A few leaked documents from the French government reveals that François Hollande gave “summer homework” to each of his 38 Ministers to write up what they think France will look like in 2025, due this morning on his desk. Full employment, housing for all, and innovative business models to inspire the planet – all these & more unrealistic measurements squarely confirm what any analyst could’ve predicted : that this exercise would be both utterly futile & very illustrative of the disconnect between the current cabinet’s France and the France in which its people live.

At first, I was going to write an article about the inherent idiocy of asking public figures to give their opinions of what the sector the country they manage will look like almost 10 years and two administrations after they are no longer responsible for it – it’s as if you asked a young child what they would like their grandchildren to be when they grow up.

Upon reflection, I decided to simply follow suit and share my thoughts on what the Paris ecosystem, and perhaps the greater ecosystem will look like in 2025.

The European Startup Scene in 2025

I’ve talked in the past about the pro-business revolution happening in France, and I believe that in 12 years, France may not have internationally eliminated its ‘lazy’ ‘anti-business’ stereotypes (dear Joe Weisenthal, thanks for writing the same article as everyone else has), but I believe that, nationally, we will see a turnover in who runs the country, runs companies, and makes decisions about the values of the country. Criteo will long-since have IPO’d (hopefully), and the country’s largest companies will be tech companies. Don’t expect Orange to go anywhere; however, management will have to change, and the company has shown its ability to adapt to the changing global business/startup climate already.

There is no “European Silicon Valley” by 2025. Paris acts as one of many hubs, a knowledge hub for the Sharing Economy (Airbnb, Blablacar, etc.) , AdTech (both Criteo & Publicis Omnicom reside here); however, don’t expect anything drastic like a “European Google” (good luck on that one, Merkel), unless you consider the only company which Google seriously considers to be a competitor in the AdTech space to be a competitor (Criteo).

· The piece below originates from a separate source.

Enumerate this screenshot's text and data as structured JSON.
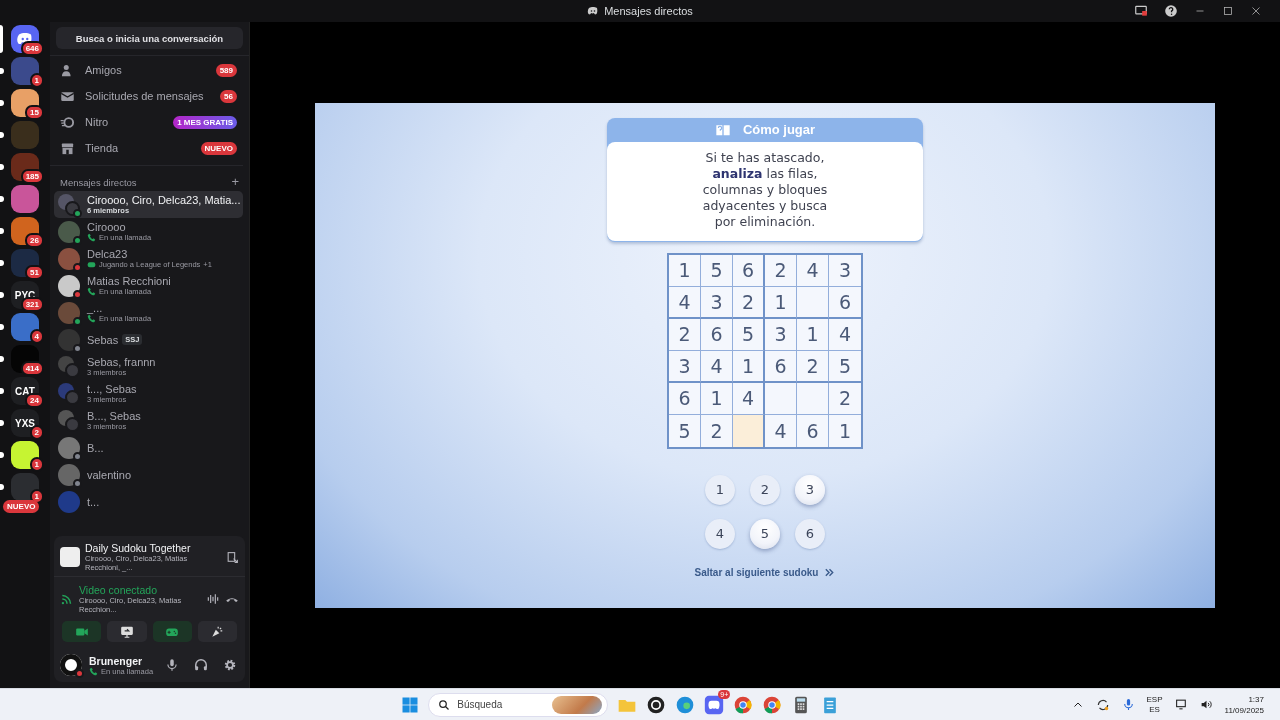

Berlin may in fact be the closest thing to a European Silicon Valley by 2025 – after all, what is the Silicon Valley, if not a bunch of people building B2C mobile/tablet/Glass/VR apps with no sign of a business model beyond acquisition. Meanwhile, by 2025, I’d like to think that London would have invested enough in building a European IPO market so that, once the inevitable 2020 US market crash happens, European Tech companies will get scared enough to consider IPO-ing in London. London also rivals New York, calling itself home to many major digital brands & FinTech companies.

Oddly enough, if you read closely, there isn’t much difference from now to 2025. I don’t believe in magical jumps from one echelon to the next. We’ve spent nearly 2 years now testing the theory that, if you throw enough PR at a city, its startup ecosystem will grow faster. I think Brad Feld could’ve told you that doesn’t work, but Berlin (and its VCs) continue to make the push, piling on item after item to the to-do list in order to become Europe’s center. I’d sincerely hope that by 2025, Berlin will learn not to market itself as “the cheap startup city” and will focus on some of its core strengths – a respected university by 2025 is a nice goal, as is the ability to attract businesses to put their European HQs in the city.

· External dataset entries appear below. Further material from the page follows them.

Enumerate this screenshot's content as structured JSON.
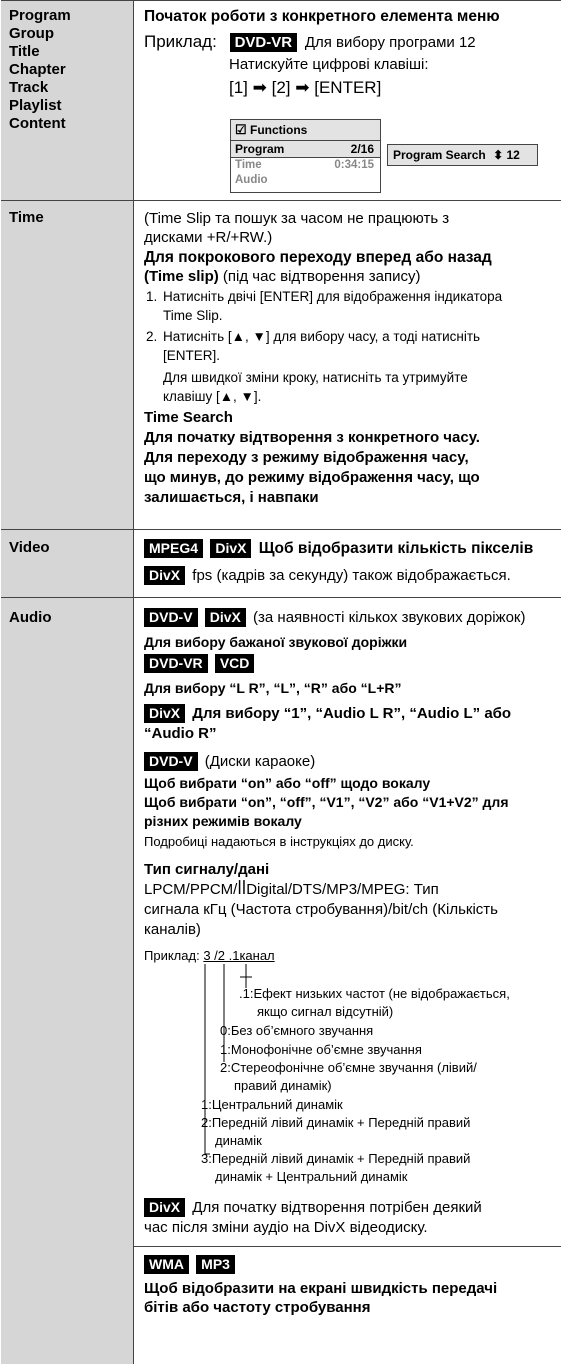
{
  "left_labels": {
    "program_group": [
      "Program",
      "Group",
      "Title",
      "Chapter",
      "Track",
      "Playlist",
      "Content"
    ],
    "time": "Time",
    "video": "Video",
    "audio": "Audio"
  },
  "program": {
    "heading": "Початок роботи з конкретного елемента меню",
    "example_label": "Приклад:",
    "badge": "DVD-VR",
    "example_text": "Для вибору програми 12",
    "press_text": "Натискуйте цифрові клавіші:",
    "keys": [
      "[1]",
      "[2]",
      "[ENTER]"
    ],
    "arrow": "➡",
    "osd": {
      "check_icon": "☑",
      "title": "Functions",
      "program_label": "Program",
      "program_value": "2/16",
      "time_label": "Time",
      "time_value": "0:34:15",
      "audio_label": "Audio",
      "search_label": "Program Search",
      "search_arrows": "⬍",
      "search_value": "12"
    }
  },
  "time": {
    "note_1": "(Time Slip та пошук за часом не працюють з",
    "note_2": "дисками +R/+RW.)",
    "heading_1": "Для покрокового переходу вперед або назад",
    "heading_2_bold": "(Time slip)",
    "heading_2_rest": " (під час відтворення запису)",
    "step1_num": "1.",
    "step1_a": "Натисніть двічі [ENTER] для відображення індикатора",
    "step1_b": "Time Slip.",
    "step2_num": "2.",
    "step2_a": "Натисніть [▲, ▼] для вибору часу, а тоді натисніть",
    "step2_b": "[ENTER].",
    "step2_c": "Для швидкої зміни кроку, натисніть та утримуйте",
    "step2_d": "клавішу [▲, ▼].",
    "search_heading": "Time Search",
    "search_1": "Для початку відтворення з конкретного часу.",
    "search_2": "Для переходу з режиму відображення часу,",
    "search_3": "що минув, до режиму відображення часу, що",
    "search_4": "залишається, і навпаки"
  },
  "video": {
    "badge_1": "MPEG4",
    "badge_2": "DivX",
    "text_1": "Щоб відобразити кількість пікселів",
    "badge_3": "DivX",
    "text_2": "fps (кадрів за секунду) також відображається."
  },
  "audio": {
    "badge_1": "DVD-V",
    "badge_2": "DivX",
    "intro": "(за наявності кількох звукових доріжок)",
    "select_track": "Для вибору бажаної звукової доріжки",
    "badge_3": "DVD-VR",
    "badge_4": "VCD",
    "lr_select": "Для вибору “L R”, “L”, “R” або “L+R”",
    "badge_5": "DivX",
    "divx_select_1": "Для вибору “1”, “Audio L R”, “Audio L” або",
    "divx_select_2": "“Audio R”",
    "badge_6": "DVD-V",
    "karaoke": "(Диски караоке)",
    "vocal_1": "Щоб вибрати “on” або “off” щодо вокалу",
    "vocal_2": "Щоб вибрати “on”, “off”, “V1”, “V2” або “V1+V2” для",
    "vocal_3": "різних режимів вокалу",
    "details": "Подробиці надаються в інструкціях до диску.",
    "signal_heading": "Тип сигналу/дані",
    "signal_1": "LPCM/PPCM/ꟾꟾDigital/DTS/MP3/MPEG: Тип",
    "signal_2": "сигнала кГц (Частота стробування)/bit/ch (Кількість",
    "signal_3": "каналів)",
    "example_label": "Приклад:",
    "example_value": "3 /2 .1канал",
    "diagram": {
      "lfe_1": ".1:Ефект низьких частот (не відображається,",
      "lfe_2": "якщо сигнал відсутній)",
      "s0": "0:Без об’ємного звучання",
      "s1": "1:Монофонічне об’ємне звучання",
      "s2a": "2:Стереофонічне об’ємне звучання (лівий/",
      "s2b": "правий динамік)",
      "f1": "1:Центральний динамік",
      "f2a": "2:Передній лівий динамік + Передній правий",
      "f2b": "динамік",
      "f3a": "3:Передній лівий динамік + Передній правий",
      "f3b": "динамік + Центральний динамік"
    },
    "badge_7": "DivX",
    "divx_note_1": "Для початку відтворення потрібен деякий",
    "divx_note_2": "час після зміни аудіо на DivX відеодиску.",
    "badge_8": "WMA",
    "badge_9": "MP3",
    "bitrate_1": "Щоб відобразити на екрані швидкість передачі",
    "bitrate_2": "бітів або частоту стробування"
  }
}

Paris, too, will have to go through a few presidents in order to work on how attractive it is to businesses. Will France ever be as disconnected from its people & as tolerant of companies as the US? Doubtful. But, as the Internet Sector follows the Automobile sector and every other innovative industrial sector before it, the Tech Market will disperse itself around the world, with local hubs cropping up in capital cities and strategic locations, and in order for Paris to get to next logical echelon, it’s going to need to attract global companies to put their European, and even Global HQs in Paris – companies that aren’t French, that is.